Товстоногов оценил Дрейдена-актера позже их мимолетных личных встреч. «Когда я работал в театре Комедии, при Голикове, и уже собирался оттуда уходить, студенты-режиссеры попросили меня поиграть в учебных спектаклях. Лариса Шуринова поставила со мной рассказ Чехова — про пьяного, который никак в дверь ключом не попадает.
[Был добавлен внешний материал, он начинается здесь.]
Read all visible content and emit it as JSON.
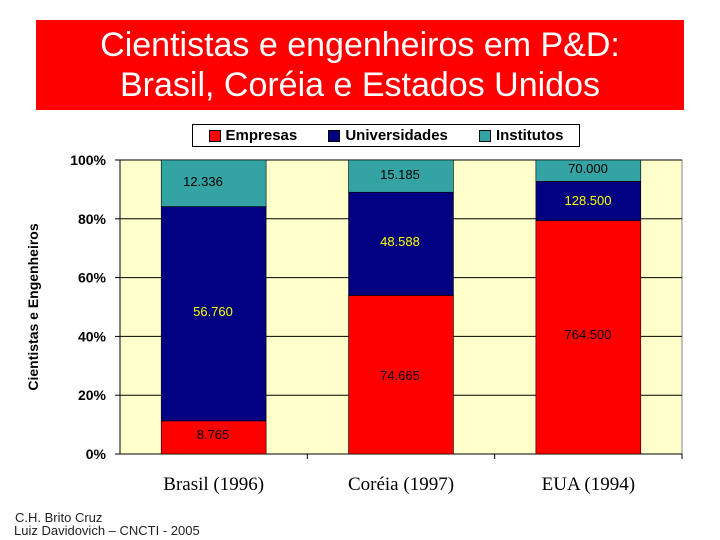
{
  "title": {
    "line1": "Cientistas e engenheiros em P&D:",
    "line2": "Brasil, Coréia e Estados Unidos"
  },
  "colors": {
    "title_bg": "#ff0000",
    "plot_bg": "#ffffcc",
    "empresas": "#ff0000",
    "universidades": "#000080",
    "institutos": "#33a3a3"
  },
  "legend": [
    "Empresas",
    "Universidades",
    "Institutos"
  ],
  "credits": {
    "line1": "C.H. Brito Cruz",
    "line2": "Luiz Davidovich – CNCTI - 2005"
  },
  "chart_data": {
    "type": "bar",
    "stacked": "percent",
    "ylabel": "Cientistas e Engenheiros",
    "yticks": [
      "0%",
      "20%",
      "40%",
      "60%",
      "80%",
      "100%"
    ],
    "ylim": [
      0,
      100
    ],
    "categories": [
      "Brasil (1996)",
      "Coréia (1997)",
      "EUA (1994)"
    ],
    "series": [
      {
        "name": "Empresas",
        "values": [
          8765,
          74665,
          764500
        ],
        "labels": [
          "8.765",
          "74.665",
          "764.500"
        ]
      },
      {
        "name": "Universidades",
        "values": [
          56760,
          48588,
          128500
        ],
        "labels": [
          "56.760",
          "48.588",
          "128.500"
        ]
      },
      {
        "name": "Institutos",
        "values": [
          12336,
          15185,
          70000
        ],
        "labels": [
          "12.336",
          "15.185",
          "70.000"
        ]
      }
    ],
    "legend_position": "top",
    "grid": "horizontal"
  }
}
В зале было полно, помню ужасное напряжение, все как бы жужжало. Когда он вошел, мне передалось это волнение, как-то снизу поднялось и что-то на меня снизошло. Я очень готовился, но боялся зажаться от волнения. Но не зажался. Хохот стоял страшный. Он тоже громко хохотал. Потом подошел ко мне и сказал, что я замечательно играл». По свидетельству очевидцев, Товстоногову не просто понравилось. Он примирился с «отсебятиной», которой был очевидный перебор — очевидный для всех и для актера. Даже если Чехов так не мог написать, все равно замечательно: «Целый каскад находок. И важно, что все органично. И футляр, бесконечно мешающий открыть замок, но драгоценный футляр. И с зажиганием спичек о газету хорошо придумали. И много других подробностей. Не просто трюки — я хочу, чтобы студенты обратили на это внимание, — а отобранные и сыгранные в верном самочувствии».
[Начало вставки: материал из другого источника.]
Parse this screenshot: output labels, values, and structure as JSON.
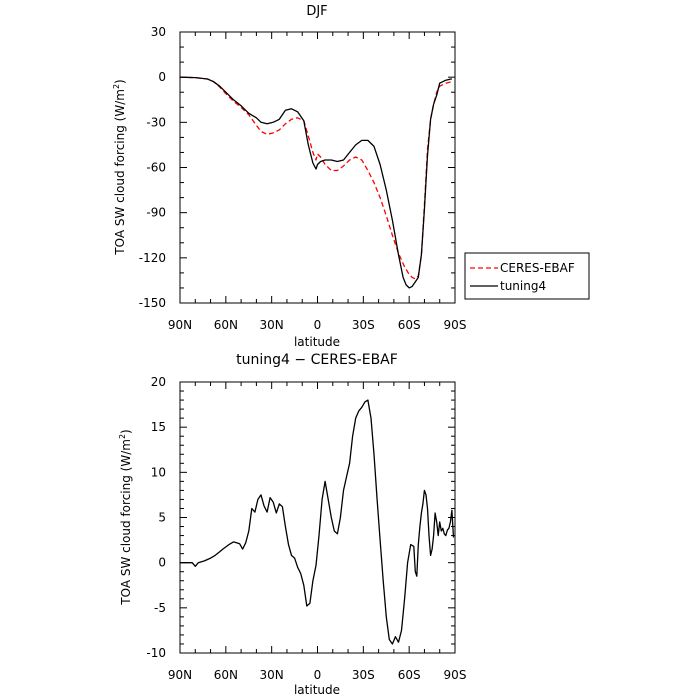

Театр Комедии, где был и Наркис, и Воля (значимое для Дрейдена имя смешного и нагловатого паренька из «Гусиного пера»), — чем не дом? Но даже молодой Голиков, молодой Фоменко его не укротили. Вообще-то он скорее выскальзывает, чем рвет, и сильные средства к нему не применимы. Ушел из БДТ, хотя роль ротмистра очень любил. Там утомились ставить декорации к «Отцу» раз в месяц.
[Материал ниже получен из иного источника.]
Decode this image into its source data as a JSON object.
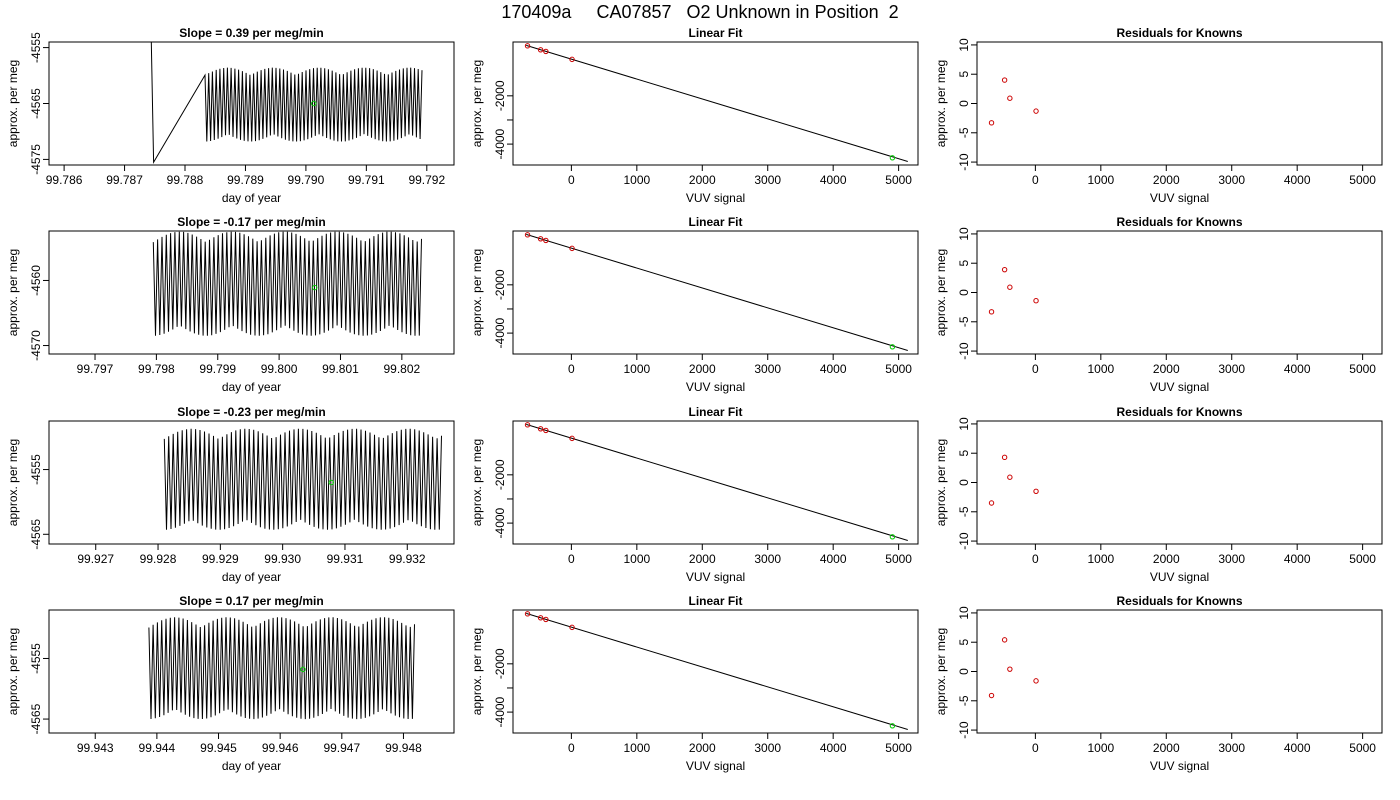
{
  "page": {
    "title": "170409a     CA07857   O2 Unknown in Position  2"
  },
  "chart_data": [
    {
      "type": "line",
      "title": "Slope =  0.39  per meg/min",
      "xlabel": "day of year",
      "ylabel": "approx. per meg",
      "xlim": [
        99.78575,
        99.79245
      ],
      "ylim": [
        -4576,
        -4554
      ],
      "xticks": [
        99.786,
        99.787,
        99.788,
        99.789,
        99.79,
        99.791,
        99.792
      ],
      "xtick_labels": [
        "99.786",
        "99.787",
        "99.788",
        "99.789",
        "99.790",
        "99.791",
        "99.792"
      ],
      "yticks": [
        -4575,
        -4565,
        -4555
      ],
      "ytick_labels": [
        "-4575",
        "-4565",
        "-4555"
      ],
      "series": [
        {
          "style": "oscillating-line",
          "color": "#000000",
          "x_start": 99.78833,
          "x_end": 99.79192,
          "center": -4565.2,
          "amplitude": 6.6,
          "cycles": 58,
          "lead_in": [
            [
              99.78744,
              -4553
            ],
            [
              99.78748,
              -4575.5
            ]
          ]
        },
        {
          "style": "point",
          "color": "#00cc00",
          "x": [
            99.79013
          ],
          "y": [
            -4565.0
          ]
        }
      ]
    },
    {
      "type": "scatter",
      "title": "Linear Fit",
      "xlabel": "VUV signal",
      "ylabel": "approx. per meg",
      "xlim": [
        -892,
        5296
      ],
      "ylim": [
        -4866,
        230
      ],
      "xticks": [
        0,
        1000,
        2000,
        3000,
        4000,
        5000
      ],
      "xtick_labels": [
        "0",
        "1000",
        "2000",
        "3000",
        "4000",
        "5000"
      ],
      "yticks": [
        -4000,
        -3000,
        -2000
      ],
      "ytick_labels": [
        "-4000",
        "",
        "-2000"
      ],
      "series": [
        {
          "style": "fit-line",
          "color": "#000000",
          "x": [
            -690,
            5140
          ],
          "y": [
            89,
            -4720
          ]
        },
        {
          "style": "points",
          "color": "#cc0000",
          "x": [
            -670,
            -470,
            -390,
            10
          ],
          "y": [
            72,
            -93,
            -160,
            -490
          ]
        },
        {
          "style": "point",
          "color": "#00cc00",
          "x": [
            4905
          ],
          "y": [
            -4567
          ]
        }
      ]
    },
    {
      "type": "scatter",
      "title": "Residuals for Knowns",
      "xlabel": "VUV signal",
      "ylabel": "approx. per meg",
      "xlim": [
        -892,
        5296
      ],
      "ylim": [
        -10.5,
        10.5
      ],
      "xticks": [
        0,
        1000,
        2000,
        3000,
        4000,
        5000
      ],
      "xtick_labels": [
        "0",
        "1000",
        "2000",
        "3000",
        "4000",
        "5000"
      ],
      "yticks": [
        -10,
        -5,
        0,
        5,
        10
      ],
      "ytick_labels": [
        "-10",
        "-5",
        "0",
        "5",
        "10"
      ],
      "series": [
        {
          "style": "points",
          "color": "#cc0000",
          "x": [
            -670,
            -470,
            -390,
            10
          ],
          "y": [
            -3.3,
            4.0,
            0.9,
            -1.3
          ]
        }
      ]
    },
    {
      "type": "line",
      "title": "Slope =  -0.17  per meg/min",
      "xlabel": "day of year",
      "ylabel": "approx. per meg",
      "xlim": [
        99.79625,
        99.80285
      ],
      "ylim": [
        -4571.3,
        -4552.4
      ],
      "xticks": [
        99.797,
        99.798,
        99.799,
        99.8,
        99.801,
        99.802
      ],
      "xtick_labels": [
        "99.797",
        "99.798",
        "99.799",
        "99.800",
        "99.801",
        "99.802"
      ],
      "yticks": [
        -4570,
        -4560
      ],
      "ytick_labels": [
        "-4570",
        "-4560"
      ],
      "series": [
        {
          "style": "oscillating-line",
          "color": "#000000",
          "x_start": 99.79795,
          "x_end": 99.80232,
          "center": -4560.5,
          "amplitude": 8.0,
          "cycles": 62,
          "lead_in": []
        },
        {
          "style": "point",
          "color": "#00cc00",
          "x": [
            99.80058
          ],
          "y": [
            -4561.1
          ]
        }
      ]
    },
    {
      "type": "scatter",
      "title": "Linear Fit",
      "xlabel": "VUV signal",
      "ylabel": "approx. per meg",
      "xlim": [
        -892,
        5296
      ],
      "ylim": [
        -4866,
        230
      ],
      "xticks": [
        0,
        1000,
        2000,
        3000,
        4000,
        5000
      ],
      "xtick_labels": [
        "0",
        "1000",
        "2000",
        "3000",
        "4000",
        "5000"
      ],
      "yticks": [
        -4000,
        -3000,
        -2000
      ],
      "ytick_labels": [
        "-4000",
        "",
        "-2000"
      ],
      "series": [
        {
          "style": "fit-line",
          "color": "#000000",
          "x": [
            -690,
            5140
          ],
          "y": [
            89,
            -4720
          ]
        },
        {
          "style": "points",
          "color": "#cc0000",
          "x": [
            -670,
            -470,
            -390,
            10
          ],
          "y": [
            72,
            -93,
            -160,
            -490
          ]
        },
        {
          "style": "point",
          "color": "#00cc00",
          "x": [
            4905
          ],
          "y": [
            -4567
          ]
        }
      ]
    },
    {
      "type": "scatter",
      "title": "Residuals for Knowns",
      "xlabel": "VUV signal",
      "ylabel": "approx. per meg",
      "xlim": [
        -892,
        5296
      ],
      "ylim": [
        -10.5,
        10.5
      ],
      "xticks": [
        0,
        1000,
        2000,
        3000,
        4000,
        5000
      ],
      "xtick_labels": [
        "0",
        "1000",
        "2000",
        "3000",
        "4000",
        "5000"
      ],
      "yticks": [
        -10,
        -5,
        0,
        5,
        10
      ],
      "ytick_labels": [
        "-10",
        "-5",
        "0",
        "5",
        "10"
      ],
      "series": [
        {
          "style": "points",
          "color": "#cc0000",
          "x": [
            -670,
            -470,
            -390,
            10
          ],
          "y": [
            -3.3,
            3.9,
            0.9,
            -1.4
          ]
        }
      ]
    },
    {
      "type": "line",
      "title": "Slope =  -0.23  per meg/min",
      "xlabel": "day of year",
      "ylabel": "approx. per meg",
      "xlim": [
        99.92625,
        99.93275
      ],
      "ylim": [
        -4566.5,
        -4547.5
      ],
      "xticks": [
        99.927,
        99.928,
        99.929,
        99.93,
        99.931,
        99.932
      ],
      "xtick_labels": [
        "99.927",
        "99.928",
        "99.929",
        "99.930",
        "99.931",
        "99.932"
      ],
      "yticks": [
        -4565,
        -4555
      ],
      "ytick_labels": [
        "-4565",
        "-4555"
      ],
      "series": [
        {
          "style": "oscillating-line",
          "color": "#000000",
          "x_start": 99.9281,
          "x_end": 99.93255,
          "center": -4556.5,
          "amplitude": 7.8,
          "cycles": 62,
          "lead_in": []
        },
        {
          "style": "point",
          "color": "#00cc00",
          "x": [
            99.93078
          ],
          "y": [
            -4557.0
          ]
        }
      ]
    },
    {
      "type": "scatter",
      "title": "Linear Fit",
      "xlabel": "VUV signal",
      "ylabel": "approx. per meg",
      "xlim": [
        -892,
        5296
      ],
      "ylim": [
        -4866,
        230
      ],
      "xticks": [
        0,
        1000,
        2000,
        3000,
        4000,
        5000
      ],
      "xtick_labels": [
        "0",
        "1000",
        "2000",
        "3000",
        "4000",
        "5000"
      ],
      "yticks": [
        -4000,
        -3000,
        -2000
      ],
      "ytick_labels": [
        "-4000",
        "",
        "-2000"
      ],
      "series": [
        {
          "style": "fit-line",
          "color": "#000000",
          "x": [
            -690,
            5140
          ],
          "y": [
            89,
            -4720
          ]
        },
        {
          "style": "points",
          "color": "#cc0000",
          "x": [
            -670,
            -470,
            -390,
            10
          ],
          "y": [
            72,
            -93,
            -160,
            -490
          ]
        },
        {
          "style": "point",
          "color": "#00cc00",
          "x": [
            4905
          ],
          "y": [
            -4567
          ]
        }
      ]
    },
    {
      "type": "scatter",
      "title": "Residuals for Knowns",
      "xlabel": "VUV signal",
      "ylabel": "approx. per meg",
      "xlim": [
        -892,
        5296
      ],
      "ylim": [
        -10.5,
        10.5
      ],
      "xticks": [
        0,
        1000,
        2000,
        3000,
        4000,
        5000
      ],
      "xtick_labels": [
        "0",
        "1000",
        "2000",
        "3000",
        "4000",
        "5000"
      ],
      "yticks": [
        -10,
        -5,
        0,
        5,
        10
      ],
      "ytick_labels": [
        "-10",
        "-5",
        "0",
        "5",
        "10"
      ],
      "series": [
        {
          "style": "points",
          "color": "#cc0000",
          "x": [
            -670,
            -470,
            -390,
            10
          ],
          "y": [
            -3.5,
            4.3,
            0.9,
            -1.5
          ]
        }
      ]
    },
    {
      "type": "line",
      "title": "Slope =  0.17  per meg/min",
      "xlabel": "day of year",
      "ylabel": "approx. per meg",
      "xlim": [
        99.94225,
        99.94882
      ],
      "ylim": [
        -4567.3,
        -4547.0
      ],
      "xticks": [
        99.943,
        99.944,
        99.945,
        99.946,
        99.947,
        99.948
      ],
      "xtick_labels": [
        "99.943",
        "99.944",
        "99.945",
        "99.946",
        "99.947",
        "99.948"
      ],
      "yticks": [
        -4565,
        -4555
      ],
      "ytick_labels": [
        "-4565",
        "-4555"
      ],
      "series": [
        {
          "style": "oscillating-line",
          "color": "#000000",
          "x_start": 99.94387,
          "x_end": 99.94818,
          "center": -4556.6,
          "amplitude": 8.4,
          "cycles": 62,
          "lead_in": []
        },
        {
          "style": "point",
          "color": "#00cc00",
          "x": [
            99.94637
          ],
          "y": [
            -4556.8
          ]
        }
      ]
    },
    {
      "type": "scatter",
      "title": "Linear Fit",
      "xlabel": "VUV signal",
      "ylabel": "approx. per meg",
      "xlim": [
        -892,
        5296
      ],
      "ylim": [
        -4866,
        230
      ],
      "xticks": [
        0,
        1000,
        2000,
        3000,
        4000,
        5000
      ],
      "xtick_labels": [
        "0",
        "1000",
        "2000",
        "3000",
        "4000",
        "5000"
      ],
      "yticks": [
        -4000,
        -3000,
        -2000
      ],
      "ytick_labels": [
        "-4000",
        "",
        "-2000"
      ],
      "series": [
        {
          "style": "fit-line",
          "color": "#000000",
          "x": [
            -690,
            5140
          ],
          "y": [
            89,
            -4720
          ]
        },
        {
          "style": "points",
          "color": "#cc0000",
          "x": [
            -670,
            -470,
            -390,
            10
          ],
          "y": [
            72,
            -93,
            -160,
            -490
          ]
        },
        {
          "style": "point",
          "color": "#00cc00",
          "x": [
            4905
          ],
          "y": [
            -4567
          ]
        }
      ]
    },
    {
      "type": "scatter",
      "title": "Residuals for Knowns",
      "xlabel": "VUV signal",
      "ylabel": "approx. per meg",
      "xlim": [
        -892,
        5296
      ],
      "ylim": [
        -10.5,
        10.5
      ],
      "xticks": [
        0,
        1000,
        2000,
        3000,
        4000,
        5000
      ],
      "xtick_labels": [
        "0",
        "1000",
        "2000",
        "3000",
        "4000",
        "5000"
      ],
      "yticks": [
        -10,
        -5,
        0,
        5,
        10
      ],
      "ytick_labels": [
        "-10",
        "-5",
        "0",
        "5",
        "10"
      ],
      "series": [
        {
          "style": "points",
          "color": "#cc0000",
          "x": [
            -670,
            -470,
            -390,
            10
          ],
          "y": [
            -4.1,
            5.4,
            0.4,
            -1.6
          ]
        }
      ]
    }
  ]
}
Николай Николаевич Чижов из комедии Юрия Мамина «Окно в Париж» (удачнейшая встреча в кино), вопреки первому взгляду, никакой не князь Мышкин. Он плут низшей категории. Плут как все, но не хапуга, не циник. Плут в потоке, и это-то поточное сознание немного музыканта, немного пьяницы, немного авантюриста Дрейден легко схватывает. «Легко схватывает», выданное природой авансом, — всегда оборачивалось трудностями биографии. Не положительный, не отрицательный, но любимый — и детьми-школьниками, и мещанами-соседями, и француженкой-красавицей. Это Чижов, это Дрейден. В его натуре есть эластичность, отчего персонажи кинокомедий Мамина — недотепы — ему близки, но еще ни разу до мямли он не доходил. В «Фонтане», киноманифесте перестройки, Дрейден играл главного инженера ЖЭУ, честного коммунальщика. Если бы не неприятные ассоциации, его Петра Николаевича можно было бы назвать интеллигентом. Язык не поворачивается — для интеллигента этот лазающий по кругам коммунального ада «технарь» чересчур близок к жизни. И тих, безропотен наряду с привычкой атланта держать на себе свод, под который поставлен, и с философией «на авось», этакой симпатичной философией выживания.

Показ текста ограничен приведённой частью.